A well-proven methodology that can help you achieve these vital objectives is Lean. Lean is a process improvement approach that originated with Toyota in the manufacturing sector and has since been adopted by many other industries and the professions.
It is based on the philosophy of defining value from the customer’s viewpoint, and continually improving the way in which value is delivered.
Client journey
The first step in mapping a client’s experience with your practice is to identify their journey from start to finish, as well as regular periodical interactions including the supply of goods or services.
Begin by mapping out the entire process on a whiteboard or similar. Ensure that relevant team members are included so that all the steps involved in a particular process are captured, documented and properly understood.
It may start with an initial consultation where clients meet with a team member to discuss their specific needs and requirements. That may be followed by a formal letter of engagement leading to an onboarding process whereby the client provides documentation and information to the team, who ultimately deliver a set of final accounts or perhaps a business plan.
Then there are final outputs, such as reports, financial statements, tax returns or a business plan produced after working with the client and providing regular updates. Finally, the process ends with issuing an invoice, and ideally prompt payment by the client.
Asking 'why' five times helps get to the root cause of an issue
Is it worth it?
The next step is to identify which activities add value and which do not in the process you have mapped out. Value-adding activities are those that directly contribute to a client’s experience, whereas non-value-adding activities are those that do not. For this reason it is crucial that all activities that do not add value are clearly identified so that the efficiency of the client’s journey can be improved.
Examples of value-added activities are meeting with clients to discuss their needs, preparing financial statements or business plans, and providing regular updates or feedback. Activities that do not add value, on the other hand, may include waiting for a response from a client or unnecessary paperwork that could be eliminated from the process.

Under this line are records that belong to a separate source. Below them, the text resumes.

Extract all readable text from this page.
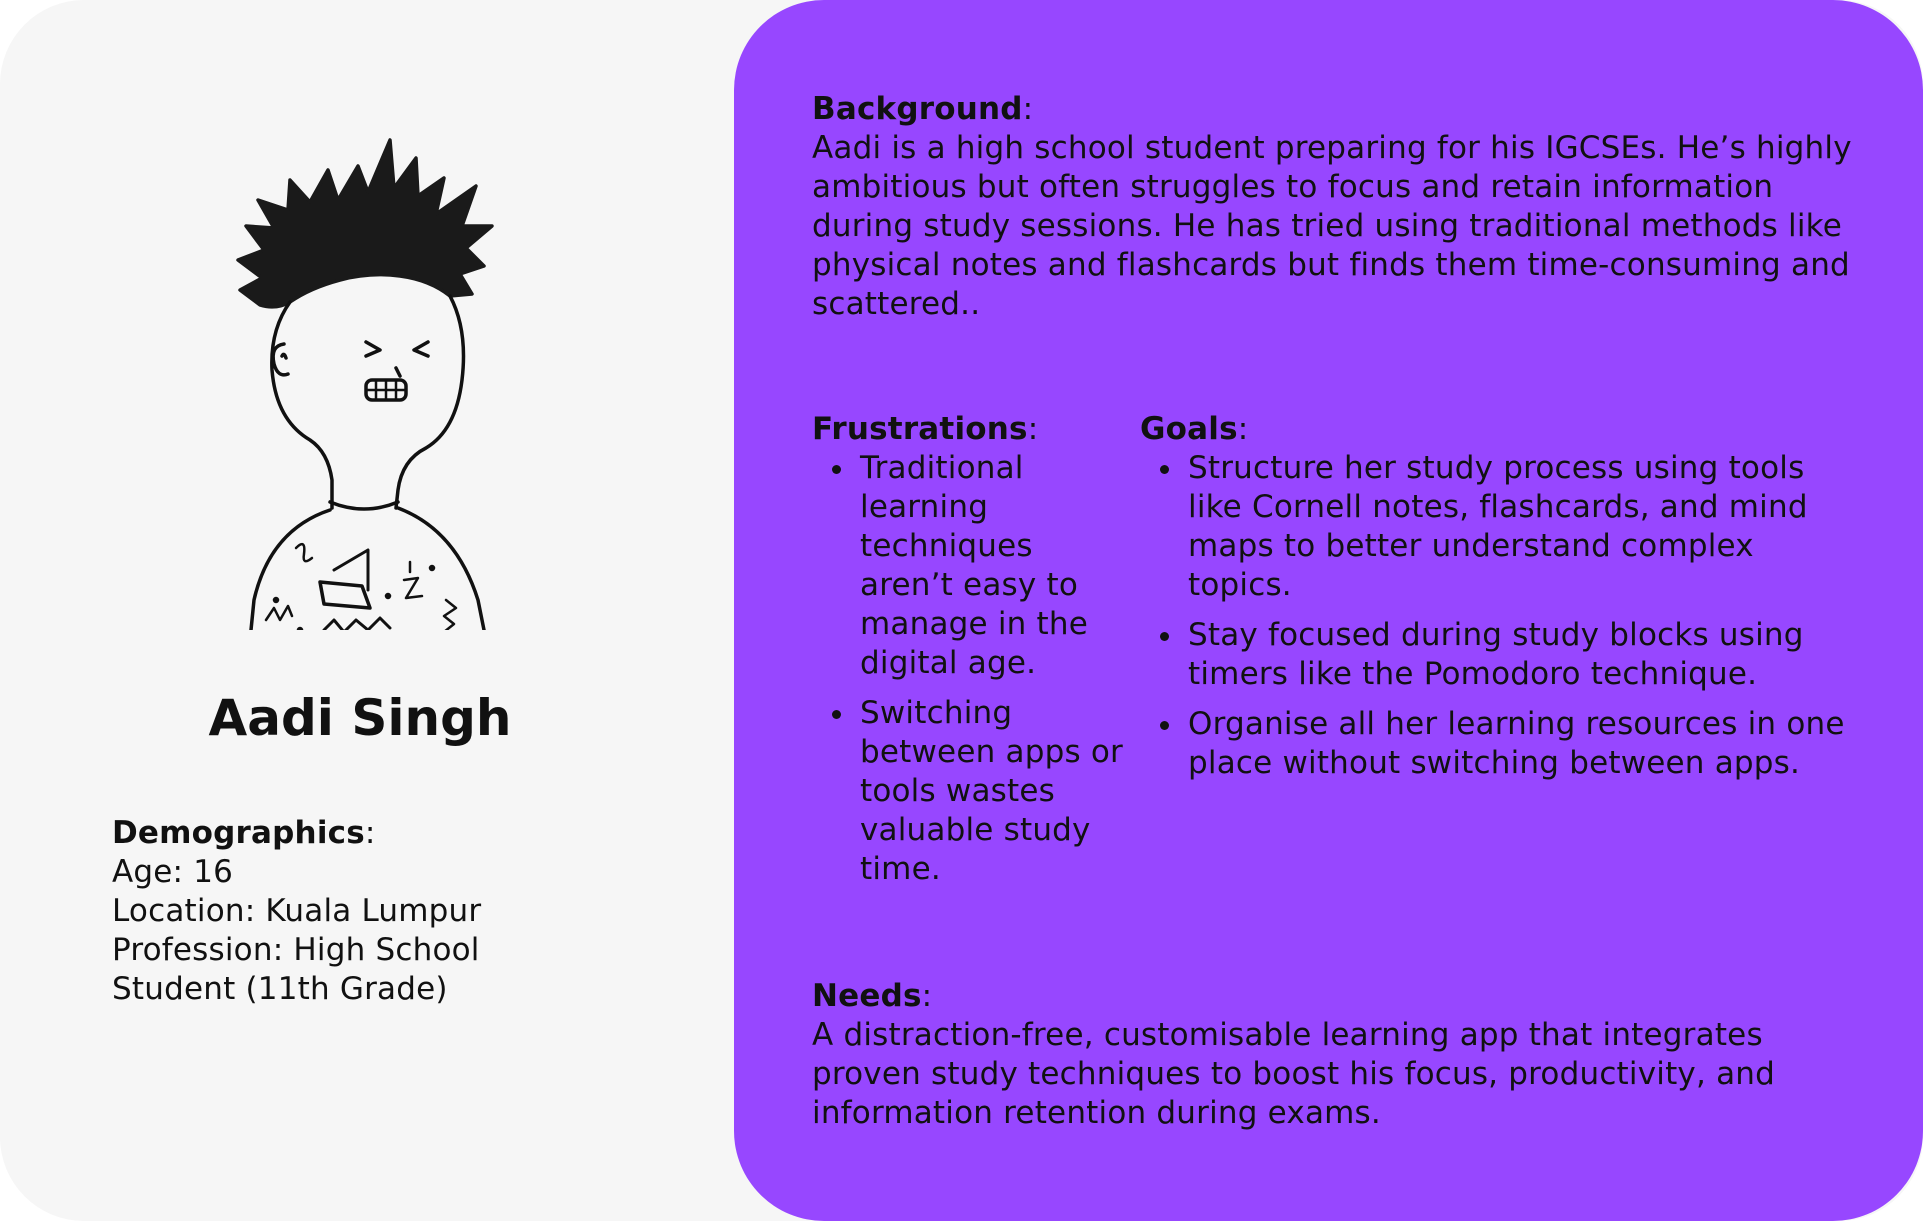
Aadi Singh
Demographics:
Age: 16
Location: Kuala Lumpur
Profession: High School Student (11th Grade)
Background:
Aadi is a high school student preparing for his IGCSEs. He’s highly ambitious but often struggles to focus and retain information during study sessions. He has tried using traditional methods like physical notes and flashcards but finds them time-consuming and scattered..
Frustrations:
Traditional learning techniques aren’t easy to manage in the digital age.
Switching between apps or tools wastes valuable study time.
Goals:
Structure her study process using tools like Cornell notes, flashcards, and mind maps to better understand complex topics.
Stay focused during study blocks using timers like the Pomodoro technique.
Organise all her learning resources in one place without switching between apps.
Needs:
A distraction-free, customisable learning app that integrates proven study techniques to boost his focus, productivity, and information retention during exams.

To distinguish between the two activities, you can use the ‘five whys’ technique, which involves asking why five times to get to the root cause of an issue. For example, if you identify that waiting for a response from a client is an activity that adds no value, you can ask why the response is needed; if the answer to that is the response is needed to complete the work, you can then ask why it is needed to complete the work, and so on until you uncover the root cause of the issue.
Identifying redundancy
Eliminating non-value-adding activities may involve streamlining processes, reducing bureaucracy and simplifying procedures to create a more efficient process that adds more value to your clients primarily by reducing related costs. For example, you may be able to automate some of your client communication to make it more efficient and less time-consuming.
The most effective way of removing activities that do not add value is to use technology optimally. For example, you can use online document management systems to reduce the amount of paperwork as well as to make it easier for clients to access their documents.
Lean is all about continuous improvement, so it is important to regularly seek client feedback when reviewing documented processes to identify specific areas for further improvement. The output of this exercise may well involve implementing new process changes based on client feedback or inefficiencies identified by your own in-house staff in their day-to-day work.
Metrics and teams are the two key steps in this process:
- Metrics or key performance indicators (KPIs) can be used to measure the effectiveness of the business processes – eg client satisfaction, query response times, or at its simplest, the time it takes your business to complete a common task. Monitoring these means you can more easily identify areas for further improvement, which can lead to further positive changes for all stakeholders.
- Involving the core team in the continuous improvement process by encouraging them to suggest improvements, either solicited or unsolicited, empowers them to make changes, which creates a culture of continuous improvement. To support this process, you should consider providing training and development opportunities for the team by improving their skills and knowledge – for example, by appointing a Lean champion.
It is also important to seek wider stakeholder feedback in addition to regularly reviewing business processes. This is key, as all practices and the businesses they support are continuously changing and evolving.
What is Lean?
At its core, Lean focuses on identifying and eliminating waste in a process, and by doing so adds value for clients and brings higher residual returns for business owners.
There are four key steps:
- identifying the client journey
- identifying value-adding and non-value-adding activities in a process
- removing non-value-adding activities from the process
- continuous improvement of a process.